Pourtant, Dorothy fait tout pour que ses enfants aient une vie à l'abri des tracasseries financières, et pour qu'ils se réconcilient (je crois le raisonnement de Kate juste). Malgré son amertume, elle sait se montrer capable d'amour et d'abnégation.

Les Grey, personnages qui traversent la vie de Sara, sont également très bien analysés. Madame Grey pourrait être un personnage un peu cliché, mais je la trouve, au contraire, très réaliste. Malheureusement, des femmes castratrices, manipulatrices, voulant tout contrôler, cela existe, et on en trouve plus fréquemment que ce que l'on pourrait croire.

On pourrait s'étonner que je ne crie pas au scandale quant à ce coup de foudre, puisque je rejette ce genre de cliché. Bien sûr, j'ai trouvé que le coup de foudre n'était pas crédible, mais étant donnée la suite du roman, l'histoire d'amour aurait pu s'épanouir.

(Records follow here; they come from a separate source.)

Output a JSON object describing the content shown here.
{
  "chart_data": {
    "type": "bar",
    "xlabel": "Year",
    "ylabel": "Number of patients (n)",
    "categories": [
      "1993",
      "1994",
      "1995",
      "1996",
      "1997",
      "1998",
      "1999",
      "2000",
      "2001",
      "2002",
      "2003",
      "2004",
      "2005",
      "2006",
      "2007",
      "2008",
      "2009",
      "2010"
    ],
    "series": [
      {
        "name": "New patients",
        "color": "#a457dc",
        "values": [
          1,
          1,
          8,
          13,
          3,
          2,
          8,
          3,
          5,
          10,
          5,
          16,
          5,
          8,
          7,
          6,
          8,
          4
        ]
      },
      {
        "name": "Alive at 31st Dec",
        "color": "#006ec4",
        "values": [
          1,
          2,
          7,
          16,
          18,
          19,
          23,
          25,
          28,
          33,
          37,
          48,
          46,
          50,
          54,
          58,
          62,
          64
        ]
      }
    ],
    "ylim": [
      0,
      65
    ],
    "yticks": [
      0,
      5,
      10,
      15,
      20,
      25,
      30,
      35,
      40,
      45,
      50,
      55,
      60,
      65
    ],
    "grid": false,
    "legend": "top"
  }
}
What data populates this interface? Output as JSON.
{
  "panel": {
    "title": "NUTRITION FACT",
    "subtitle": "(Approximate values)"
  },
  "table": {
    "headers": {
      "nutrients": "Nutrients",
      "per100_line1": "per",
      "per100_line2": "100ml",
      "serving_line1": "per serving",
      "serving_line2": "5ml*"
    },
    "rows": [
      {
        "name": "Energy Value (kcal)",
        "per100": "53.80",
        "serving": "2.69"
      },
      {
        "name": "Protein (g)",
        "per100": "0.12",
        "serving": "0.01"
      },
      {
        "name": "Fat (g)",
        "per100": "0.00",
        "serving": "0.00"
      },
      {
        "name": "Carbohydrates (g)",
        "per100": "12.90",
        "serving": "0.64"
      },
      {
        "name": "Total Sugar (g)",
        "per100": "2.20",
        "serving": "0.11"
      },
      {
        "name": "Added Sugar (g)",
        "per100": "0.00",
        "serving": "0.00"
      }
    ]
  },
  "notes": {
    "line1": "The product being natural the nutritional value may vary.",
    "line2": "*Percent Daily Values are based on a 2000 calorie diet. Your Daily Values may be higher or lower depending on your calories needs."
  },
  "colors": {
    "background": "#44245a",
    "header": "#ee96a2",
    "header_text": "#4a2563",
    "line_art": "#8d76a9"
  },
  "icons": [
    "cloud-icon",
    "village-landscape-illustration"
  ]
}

Malgré tout le gâchis engendré par certains choix et circonstances, la fin est une note d'espoir. Le manuscrit de Sara a fait évoluer Kate, quoiqu'elle en dise, et elle agit de manière intelligente envers Ethan, Sara, et Charlie. Il aura fallu que son père se trompe, que sa famille connaisse des malheurs dont on ne sort pas indemne pour que la génération suivante, malgré un pessimisme exaspérant, tente de s'en sortir.
C'est une note d'espoir, oui, mais ça ne changera rien pour Jack et Éric. Il est trop tard pour eux. C'est pour cela que malgré la note d'espoir, ce roman laisse un goût d'amertume.

Éditeur: Belfond.
La version audio que j'ai entendue a été enregistrée par Martine Moinat pour la Bibliothèque Sonore Romande.
Une fois encore, Martine Moinat a très bien interprété ce roman. Il aurait été facile de lire certains passages sur un ton mélodramatique. Mais elle ne l'a pas fait, respectant, à mon avis, l'écriture de Douglas Kennedy.